Our analysis identified tumor stage (especially T2b), concurrent heavy alcohol consumption, and field weighting as factors that adversely impacted local control. Anterior commissure involvement was also noted to be statistically significant on MVA when we compared T2 patients with T1 patients. Tumor stage [3, 7, 9, 10] and anterior commissure[3, 8] involvement have also been reported by others to predict for poor local control. Other factors previously reported by others to poorly impact local control on multivariate analysis include: total dose (<65 Gy)[8]; overall treatment time[5, 8] (> 41 days[10]); poorly differentiated histology[10]; smaller fraction sizes[5, 8, 9] (< 2Gy vs > 2 Gy[6]); subglottic extension[68]; treatment delay (> 3 days)[2]; treatment interruptions[2]; age, smaller field sizes[2, 9]; gender[3, 7]; higher beam energy[3]; pre-treatment hemoglobin levels[4, 7]; impaired vocal cord mobility[3, 4, 8]; and larger tumor extent[3] (or tumor bulk[7]). We did not find these factors to be statistically significant and could be due to the fact that our patients were treated in a very homogeneous manner. Most patients were treated to a dose above 66 Gy, overall treatment time was kept short, larger fraction sizes were used, and there were minimum treatment delays and interruptions. Furthermore, most patients were treated with 6 MV energy beams. It is unclear why heavy alcohol consumption during radiation was significant for local control. One reason could be due to the multi-organ effect of alcohol on the immune system and the bone marrow system during radiation. Another reason could be due to unknown biological mechanisms leading to reduced radiation damage within the cancer cells at the DNA level allowing cancer cells to become more radioresistant. Future work should address why concurrent heavy alcohol impacts local control in prospective studies.

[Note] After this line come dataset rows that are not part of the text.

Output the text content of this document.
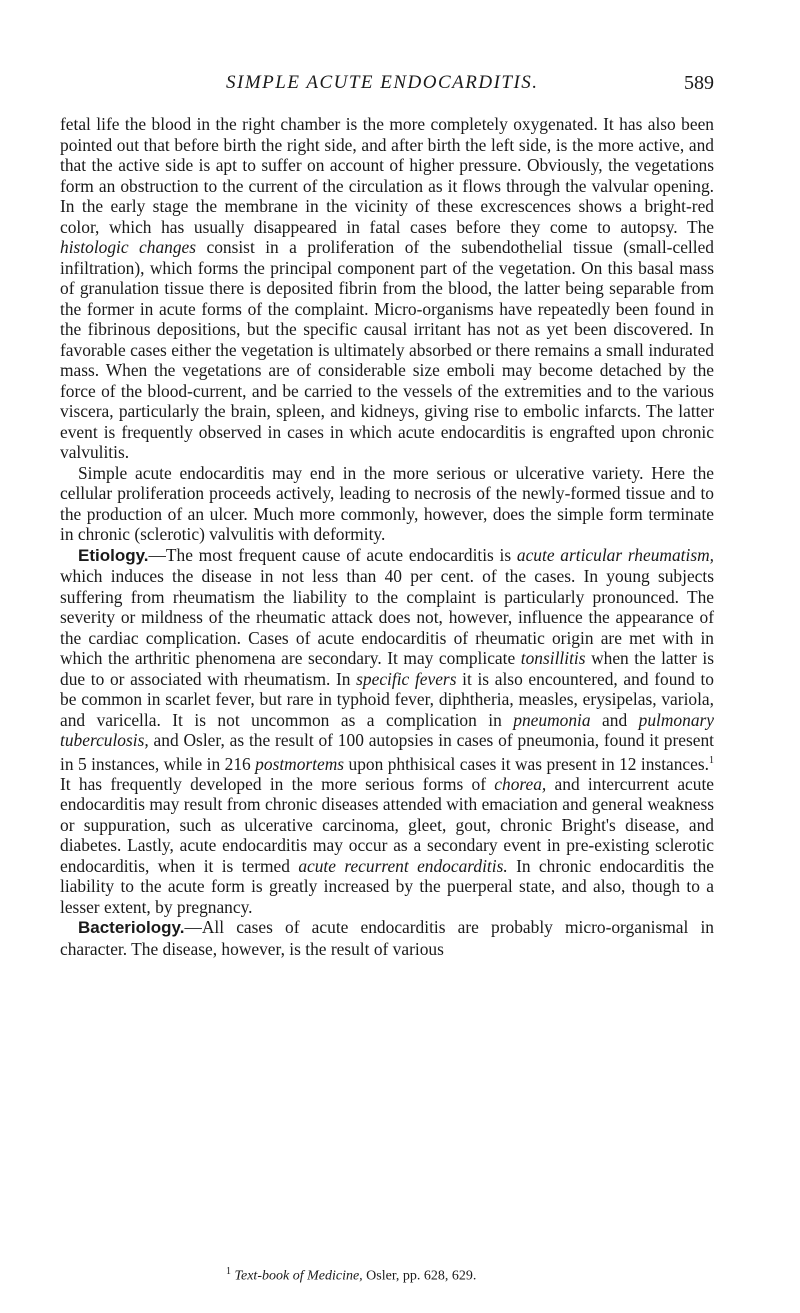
SIMPLE ACUTE ENDOCARDITIS.	589

fetal life the blood in the right chamber is the more completely oxygenated. It has also been pointed out that before birth the right side, and after birth the left side, is the more active, and that the active side is apt to suffer on account of higher pressure. Obviously, the vegetations form an obstruction to the current of the circulation as it flows through the valvular opening. In the early stage the membrane in the vicinity of these excrescences shows a bright-red color, which has usually disappeared in fatal cases before they come to autopsy. The histologic changes consist in a proliferation of the subendothelial tissue (small-celled infiltration), which forms the principal component part of the vegetation. On this basal mass of granulation tissue there is deposited fibrin from the blood, the latter being separable from the former in acute forms of the complaint. Micro-organisms have repeatedly been found in the fibrinous depositions, but the specific causal irritant has not as yet been discovered. In favorable cases either the vegetation is ultimately absorbed or there remains a small indurated mass. When the vegetations are of considerable size emboli may become detached by the force of the blood-current, and be carried to the vessels of the extremities and to the various viscera, particularly the brain, spleen, and kidneys, giving rise to embolic infarcts. The latter event is frequently observed in cases in which acute endocarditis is engrafted upon chronic valvulitis.

Simple acute endocarditis may end in the more serious or ulcerative variety. Here the cellular proliferation proceeds actively, leading to necrosis of the newly-formed tissue and to the production of an ulcer. Much more commonly, however, does the simple form terminate in chronic (sclerotic) valvulitis with deformity.

Etiology.—The most frequent cause of acute endocarditis is acute articular rheumatism, which induces the disease in not less than 40 per cent. of the cases. In young subjects suffering from rheumatism the liability to the complaint is particularly pronounced. The severity or mildness of the rheumatic attack does not, however, influence the appearance of the cardiac complication. Cases of acute endocarditis of rheumatic origin are met with in which the arthritic phenomena are secondary. It may complicate tonsillitis when the latter is due to or associated with rheumatism. In specific fevers it is also encountered, and found to be common in scarlet fever, but rare in typhoid fever, diphtheria, measles, erysipelas, variola, and varicella. It is not uncommon as a complication in pneumonia and pulmonary tuberculosis, and Osler, as the result of 100 autopsies in cases of pneumonia, found it present in 5 instances, while in 216 postmortems upon phthisical cases it was present in 12 instances.$^1$ It has frequently developed in the more serious forms of chorea, and intercurrent acute endocarditis may result from chronic diseases attended with emaciation and general weakness or suppuration, such as ulcerative carcinoma, gleet, gout, chronic Bright's disease, and diabetes. Lastly, acute endocarditis may occur as a secondary event in pre-existing sclerotic endocarditis, when it is termed acute recurrent endocarditis. In chronic endocarditis the liability to the acute form is greatly increased by the puerperal state, and also, though to a lesser extent, by pregnancy.

Bacteriology.—All cases of acute endocarditis are probably micro-organismal in character. The disease, however, is the result of various

$^1$ Text-book of Medicine, Osler, pp. 628, 629.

Nearly all of our patients had baseline voice impairment with 73% noting significant improvement and 8.5% reported worsening after radiotherapy. Radiotherapy is considered an acceptable treatment option and has similar [16] to slightly superior [17] patient reported voice quality outcomes compared to CO2 laser excision, especially for T1 glottic carcinoma patients. However, radiotherapy is more costly [17] and provides no additional benefit in terms of differences in local control, laryngectomy free survival, or overall survival compared to C02 laser excision [17]. Radiation may be an option for those unwilling to undergo surgery or for those with multiply recurrent lesions after translaser oral excision. Future health policies will need to address cost-effective care for such patients through well controlled randomized trials. Patients with T2 disease often require more extensive surgical excision, thus the voice quality is better with radiotherapy and open partial larygenctomy may be more expensive [10].

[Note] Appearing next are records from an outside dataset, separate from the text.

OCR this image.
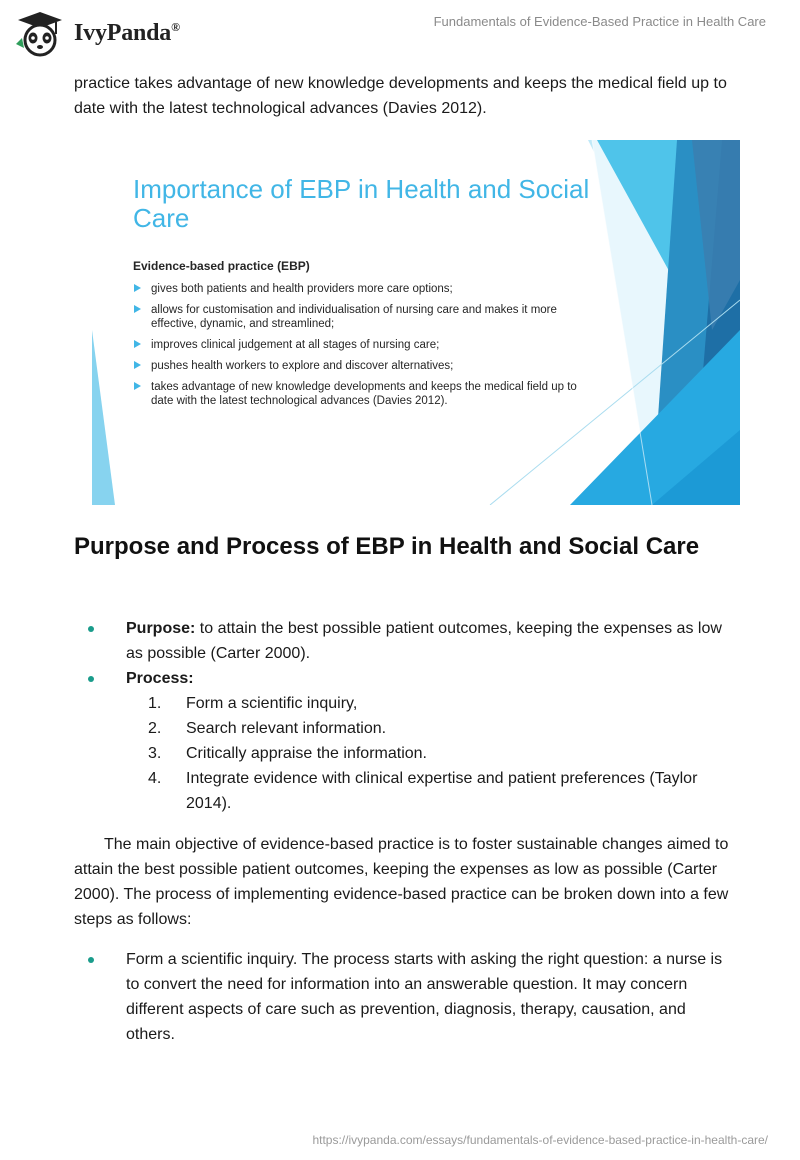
IvyPanda®	Fundamentals of Evidence-Based Practice in Health Care

practice takes advantage of new knowledge developments and keeps the medical field up to date with the latest technological advances (Davies 2012).

Importance of EBP in Health and Social Care

Evidence-based practice (EBP)

gives both patients and health providers more care options;
allows for customisation and individualisation of nursing care and makes it more effective, dynamic, and streamlined;
improves clinical judgement at all stages of nursing care;
pushes health workers to explore and discover alternatives;
takes advantage of new knowledge developments and keeps the medical field up to date with the latest technological advances (Davies 2012).
Purpose and Process of EBP in Health and Social Care
Purpose: to attain the best possible patient outcomes, keeping the expenses as low as possible (Carter 2000).
Process:
1. Form a scientific inquiry,
2. Search relevant information.
3. Critically appraise the information.
4. Integrate evidence with clinical expertise and patient preferences (Taylor 2014).

The main objective of evidence-based practice is to foster sustainable changes aimed to attain the best possible patient outcomes, keeping the expenses as low as possible (Carter 2000). The process of implementing evidence-based practice can be broken down into a few steps as follows:

Form a scientific inquiry. The process starts with asking the right question: a nurse is to convert the need for information into an answerable question. It may concern different aspects of care such as prevention, diagnosis, therapy, causation, and others.
https://ivypanda.com/essays/fundamentals-of-evidence-based-practice-in-health-care/
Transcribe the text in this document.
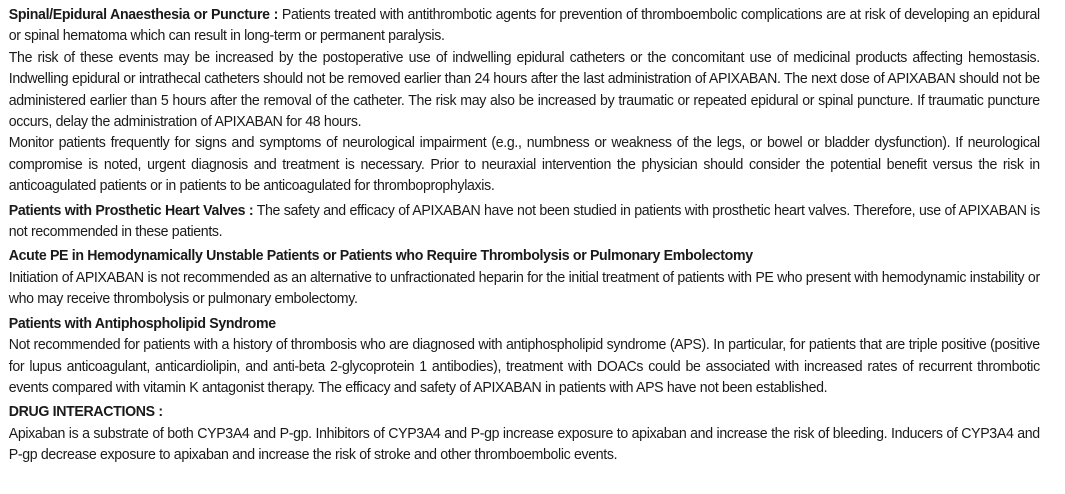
Spinal/Epidural Anaesthesia or Puncture : Patients treated with antithrombotic agents for prevention of thromboembolic complications are at risk of developing an epidural or spinal hematoma which can result in long-term or permanent paralysis.

The risk of these events may be increased by the postoperative use of indwelling epidural catheters or the concomitant use of medicinal products affecting hemostasis. Indwelling epidural or intrathecal catheters should not be removed earlier than 24 hours after the last administration of APIXABAN. The next dose of APIXABAN should not be administered earlier than 5 hours after the removal of the catheter. The risk may also be increased by traumatic or repeated epidural or spinal puncture. If traumatic puncture occurs, delay the administration of APIXABAN for 48 hours.

Monitor patients frequently for signs and symptoms of neurological impairment (e.g., numbness or weakness of the legs, or bowel or bladder dysfunction). If neurological compromise is noted, urgent diagnosis and treatment is necessary. Prior to neuraxial intervention the physician should consider the potential benefit versus the risk in anticoagulated patients or in patients to be anticoagulated for thromboprophylaxis.

Patients with Prosthetic Heart Valves : The safety and efficacy of APIXABAN have not been studied in patients with prosthetic heart valves. Therefore, use of APIXABAN is not recommended in these patients.

Acute PE in Hemodynamically Unstable Patients or Patients who Require Thrombolysis or Pulmonary Embolectomy

Initiation of APIXABAN is not recommended as an alternative to unfractionated heparin for the initial treatment of patients with PE who present with hemodynamic instability or who may receive thrombolysis or pulmonary embolectomy.

Patients with Antiphospholipid Syndrome

Not recommended for patients with a history of thrombosis who are diagnosed with antiphospholipid syndrome (APS). In particular, for patients that are triple positive (positive for lupus anticoagulant, anticardiolipin, and anti-beta 2-glycoprotein 1 antibodies), treatment with DOACs could be associated with increased rates of recurrent thrombotic events compared with vitamin K antagonist therapy. The efficacy and safety of APIXABAN in patients with APS have not been established.

DRUG INTERACTIONS :

Apixaban is a substrate of both CYP3A4 and P-gp. Inhibitors of CYP3A4 and P-gp increase exposure to apixaban and increase the risk of bleeding. Inducers of CYP3A4 and P-gp decrease exposure to apixaban and increase the risk of stroke and other thromboembolic events.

There are several limitations. For one, our study is a single institutional retrospective review spanning over three decades. A direct comparison of radiotherapy with alternative treatment strategies such as transoral CO2 laser excision or an open partial laryngectomy is better made via a randomized controlled clinical trial. Another limitation includes availability of only subjective measures of patient reported and physician reported voice quality measures. Lastly, tumor volume and tumor volume dosimetry is better captured in modern 3D treatment techniques.

Conclusion

Definitive radiotherapy provides excellent LC and CSS for T1-T2a, N0 glottic SCC, with excellent voice preservation outcomes and minimal long term toxicity. T2b tumors have inferior outcomes, and alternative management strategies should be pursued.